Banking regulation evolved at a fast rate in the last decade as governments urged regulators to make banks safer so that taxpayers would not have to make good for poor governance of systemically important banks.

Malta’s three largest banks are now directly supervised by the European Central Bank. BOV is the first local bank that will increase its capital by €150 million. Investors ask why there is a need for capital increase when this bank has just announced very positive financial results for the year ending in September.

A bank’s governance is all about managing risk in the most effective way. Local systemically important banks are different from most other businesses in that their operations are generally financed by depositors’ money. This sobering reality is the main reason behind the need for prudent capital management to ensure that banks have solid foundations to support their business.

During the past decade regulatory authorities were able to mitigate or remedy some of the consequences of relatively localised financial crises. Regulation typically follows the economic and market cycles. As Sergio Scandazzo says in his book Risk and Governance: “Stricter provisions and more invasive supervisory powers are enacted during, or more often immediately after, times of crisis and contraction.”

We are exactly in this stage. BOV, like all other local banks, did not need any assistance to weather the tough market conditions of the last decade. As a systemically important bank, it is bound to follow the new regulation that the ECB is introducing. This regulation is underpinned by the principle that banks should increase their capital to levels that in the past would have been considered as excessive but which today are accepted as mandatory to manage risk.

BOV was always prudent in the valuation of its assets. The bank’s provision policy for doubtful debt has become even more conservative in the last three years as subjectivity has been replaced by more objective criteria defined by the ECB. This should ensure that the new financial reporting standards that will be introduced in January 2018 should not have major effects on the bank’s short-term results.

The performance of BOV in the last few years was good and consistent. Pre-tax return of equity stood at 19 per cent in September, while return on assets reached 1.3 per cent. Of course, the future does not necessarily mirror the past. BOV’s business model is evolving to make the bank’s business less dependent on interest income. Operational efficiency is being targeted by means of an ambitious IT project that should result in a better and more cost-effective service to the bank’s customers.

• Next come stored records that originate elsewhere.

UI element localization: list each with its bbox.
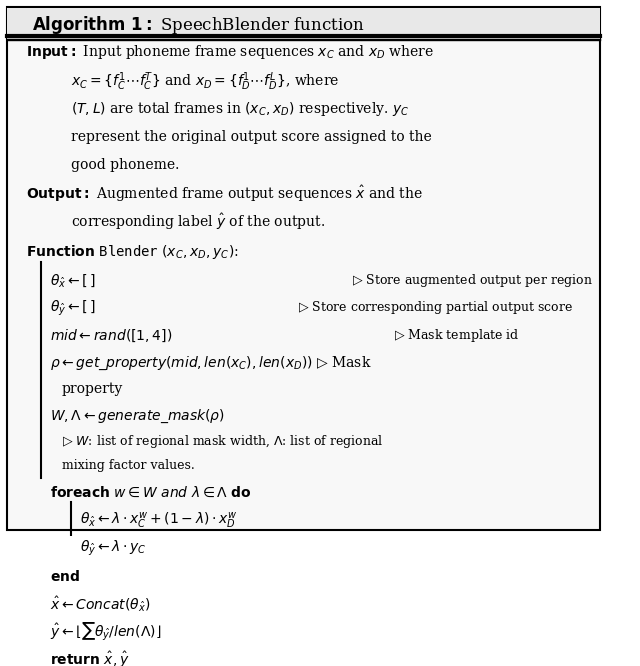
- Text: $\bf{end}$: $\bf{end}$: [50, 569, 80, 583]
- Text: mixing factor values.: mixing factor values.: [62, 458, 195, 472]
- Text: $\theta_{\hat{x}} \leftarrow [\,]$: $\theta_{\hat{x}} \leftarrow [\,]$: [50, 272, 95, 288]
- Text: corresponding label $\hat{y}$ of the output.: corresponding label $\hat{y}$ of the out…: [71, 212, 325, 232]
- Text: $\rho \leftarrow get\_property(mid, len(x_C), len(x_D))$ $\triangleright$ Mask: $\rho \leftarrow get\_property(mid, len(…: [50, 355, 371, 372]
- Text: $\bf{foreach}$ $w \in W$ $\it{and}$ $\lambda \in \Lambda$ $\bf{do}$: $\bf{foreach}$ $w \in W$ $\it{and}$ $\la…: [50, 486, 252, 500]
- Text: $(T, L)$ are total frames in $(x_C, x_D)$ respectively. $y_C$: $(T, L)$ are total frames in $(x_C, x_D)…: [71, 101, 409, 119]
- Text: $\bf{Output:}$ Augmented frame output sequences $\hat{x}$ and the: $\bf{Output:}$ Augmented frame output se…: [26, 184, 422, 204]
- Text: $\triangleright$ Mask template id: $\triangleright$ Mask template id: [394, 327, 520, 344]
- Text: $\bf{return}$ $\hat{x}, \hat{y}$: $\bf{return}$ $\hat{x}, \hat{y}$: [50, 649, 129, 666]
- Text: property: property: [62, 382, 123, 396]
- Text: $\hat{x} \leftarrow Concat(\theta_{\hat{x}})$: $\hat{x} \leftarrow Concat(\theta_{\hat{…: [50, 594, 150, 613]
- Text: represent the original output score assigned to the: represent the original output score assi…: [71, 130, 432, 144]
- Text: $\triangleright$ Store augmented output per region: $\triangleright$ Store augmented output …: [352, 272, 593, 288]
- Text: $\bf{Function}$ $\tt{Blender}$ $(x_C, x_D, y_C)$:: $\bf{Function}$ $\tt{Blender}$ $(x_C, x_…: [26, 244, 238, 262]
- Text: $\hat{y} \leftarrow \lfloor \sum \theta_{\hat{y}} / len(\Lambda) \rfloor$: $\hat{y} \leftarrow \lfloor \sum \theta_…: [50, 621, 161, 643]
- Text: $\theta_{\hat{y}} \leftarrow \lambda \cdot y_C$: $\theta_{\hat{y}} \leftarrow \lambda \cd…: [80, 539, 147, 558]
- FancyBboxPatch shape: [8, 7, 600, 530]
- Text: $mid \leftarrow rand([1, 4])$: $mid \leftarrow rand([1, 4])$: [50, 328, 172, 344]
- Text: $x_C = \{f_C^1 \cdots f_C^T\}$ and $x_D = \{f_D^1 \cdots f_D^L\}$, where: $x_C = \{f_C^1 \cdots f_C^T\}$ and $x_D …: [71, 70, 339, 93]
- Text: $W, \Lambda \leftarrow generate\_mask(\rho)$: $W, \Lambda \leftarrow generate\_mask(\r…: [50, 407, 225, 424]
- Text: $\triangleright$ Store corresponding partial output score: $\triangleright$ Store corresponding par…: [298, 300, 573, 316]
- FancyBboxPatch shape: [8, 8, 600, 39]
- Text: $\theta_{\hat{x}} \leftarrow \lambda \cdot x_C^w + (1 - \lambda) \cdot x_D^w$: $\theta_{\hat{x}} \leftarrow \lambda \cd…: [80, 511, 237, 531]
- Text: $\theta_{\hat{y}} \leftarrow [\,]$: $\theta_{\hat{y}} \leftarrow [\,]$: [50, 298, 95, 318]
- Text: $\bf{Input:}$ Input phoneme frame sequences $x_C$ and $x_D$ where: $\bf{Input:}$ Input phoneme frame sequen…: [26, 43, 433, 61]
- Text: $\triangleright$ $W$: list of regional mask width, $\Lambda$: list of regional: $\triangleright$ $W$: list of regional m…: [62, 433, 383, 450]
- Text: $\bf{Algorithm\ 1:}$ SpeechBlender function: $\bf{Algorithm\ 1:}$ SpeechBlender funct…: [31, 14, 365, 36]
- Text: good phoneme.: good phoneme.: [71, 158, 179, 172]
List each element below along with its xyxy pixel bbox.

The performance of BOV in the last few years was good and consistent

Investors with a long-term view would not worry unduly by short-term fluctuations in the price of shares quoted in the local stock exchange. The local stock market is small and this can at times result in price movements that do not necessarily reflect the economic fundamentals of a particular quoted company. Investing in shares of banks that are tightly regulated by the ECB is, in my opinion, an advantage as it encourages management consistency and sustainability in their profitability.

In the last decade BOV has shown that it can produce consistently good results despite any operational setbacks that from time to time can affect any business. The increase in capital over the next few weeks is yet another buffer that will ensure that any growth in business can be supported by ample capital reserves. Following the rights issue, the government’s shareholding in the bank will remain at the same level as at present. This confirms the importance that BOV has in the local economy.

Investors’ risk tolerance varies according to their particular financial circumstances. Individual investors considering whether to buy shares in BOV’s capital issue would do well to understand the risks and rewards of alternative investment options that are presently available.

Institutional investors’ strategic priorities may also differ. Unicredit, for instance, is a significant minority shareholder that has decided not to take up their rights entitlement because their investment in BOV is not considered as strategic. Understandably, the strengthening of this Italian bank’s own capital base is a higher priority for its management.

BOV’s business model is evolving into one that is based on more diversification aimed at achieving sustainable profitability through more efficient use of capital.  More stringent regulation at eurozone level may affect short-term profitability but should ensure more robust risk management in the longer term.

The author of this article is a former chairman of BOV. The contents of this article should not be construed as financial advice.